6 orders of legal design: how we can intervene in the legal system to improve it
I’ve been thinking systematically over the past few months, as I’ve been looking back over design work and initiatives going on in the world of legal innovation, and bringing design into law. Here’s one of the schematics I’ve created, to make sense of what I’ve been observing.
These 6 Orders are the categories of interventions we working to improve access to justice — laypeople’s access to and empowerment within the legal system. I’ve drawn them out at an abstract level, but tried to hint at what kind of tools and policies would be contained in each.
I’ve listed them out in order of ambition too. Like I’ve written earlier on this blog, I’m eager to move conversations about user experience and usability beyond just making more Plain Language — or even beyond just making more visual and clean-composition interventions. Those are important, but they are also just the first orders of what could be happening.

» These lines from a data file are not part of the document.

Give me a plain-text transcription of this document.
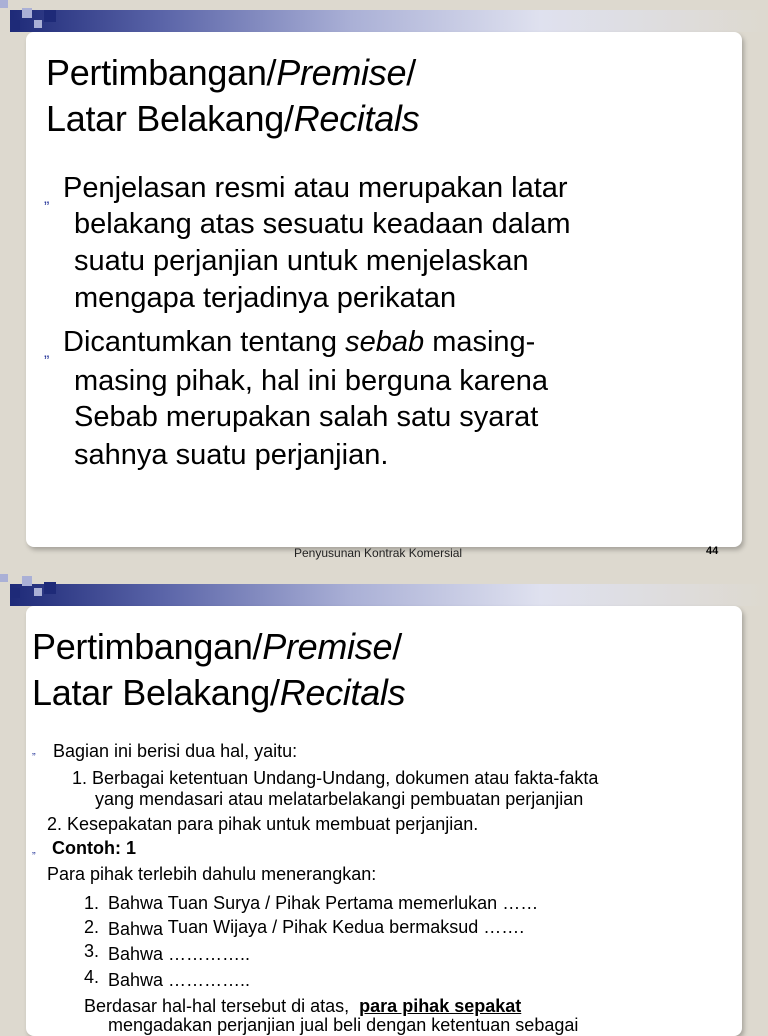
Pertimbangan/Premise/
Latar Belakang/Recitals
„ Penjelasan resmi atau merupakan latar
belakang atas sesuatu keadaan dalam
suatu perjanjian untuk menjelaskan
mengapa terjadinya perikatan
„ Dicantumkan tentang sebab masing-
masing pihak, hal ini berguna karena
Sebab merupakan salah satu syarat
sahnya suatu perjanjian.
Penyusunan Kontrak Komersial	44
Pertimbangan/Premise/
Latar Belakang/Recitals
„ Bagian ini berisi dua hal, yaitu:
1. Berbagai ketentuan Undang-Undang, dokumen atau fakta-fakta
yang mendasari atau melatarbelakangi pembuatan perjanjian
2. Kesepakatan para pihak untuk membuat perjanjian.
„ Contoh: 1
Para pihak terlebih dahulu menerangkan:
1. Bahwa Tuan Surya / Pihak Pertama memerlukan ……
2. Bahwa Tuan Wijaya / Pihak Kedua bermaksud …….
3. Bahwa …………..
4. Bahwa …………..
Berdasar hal-hal tersebut di atas, para pihak sepakat
mengadakan perjanjian jual beli dengan ketentuan sebagai
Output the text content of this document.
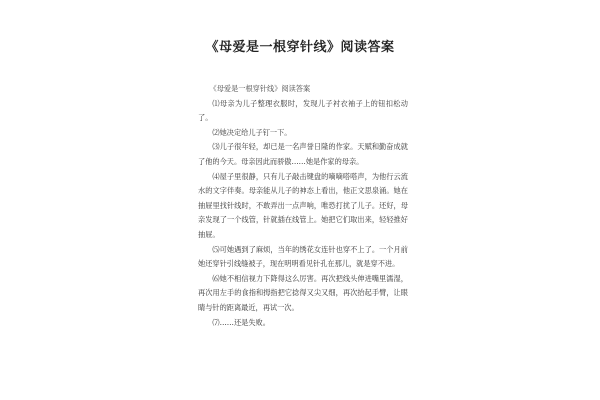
《母爱是一根穿针线》阅读答案

《母爱是一根穿针线》阅读答案

⑴母亲为儿子整理衣服时，发现儿子衬衣袖子上的钮扣松动了。

⑵她决定给儿子钉一下。

⑶儿子很年轻，却已是一名声誉日隆的作家。天赋和勤奋成就了他的今天。母亲因此而骄傲……她是作家的母亲。

⑷屋子里很静，只有儿子敲击键盘的嘀嘀嗒嗒声，为他行云流水的文字伴奏。母亲能从儿子的神态上看出，他正文思泉涌。她在抽屉里找针线时，不敢弄出一点声响，唯恐打扰了儿子。还好，母亲发现了一个线管，针就插在线管上。她把它们取出来，轻轻推好抽屉。

⑸可她遇到了麻烦，当年的绣花女连针也穿不上了。一个月前她还穿针引线缝被子，现在明明看见针孔在那儿，就是穿不进。

⑹她不相信视力下降得这么厉害。再次把线头伸进嘴里濡湿，再次用左手的食指和拇指把它捻得又尖又细，再次抬起手臂，让眼睛与针的距离最近，再试一次。

⑺……还是失败。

I am pushing for interventions that are more ambitious — giving laypeople more ability to understand and customize legal info, legal processes, legal options for their own wise planning. Access to Justice requires more than just presenting info — it requires creating comprehension and decision-making tools for people, who are stuck in complex systems.
And, of course, the big target is making the system less complex. Why must procedures be so laborious and obscure? If we can change regulations and procedures within courts and legal services, then we can make big strides in improving laypeople’s comprehension & ability to navigate these systems.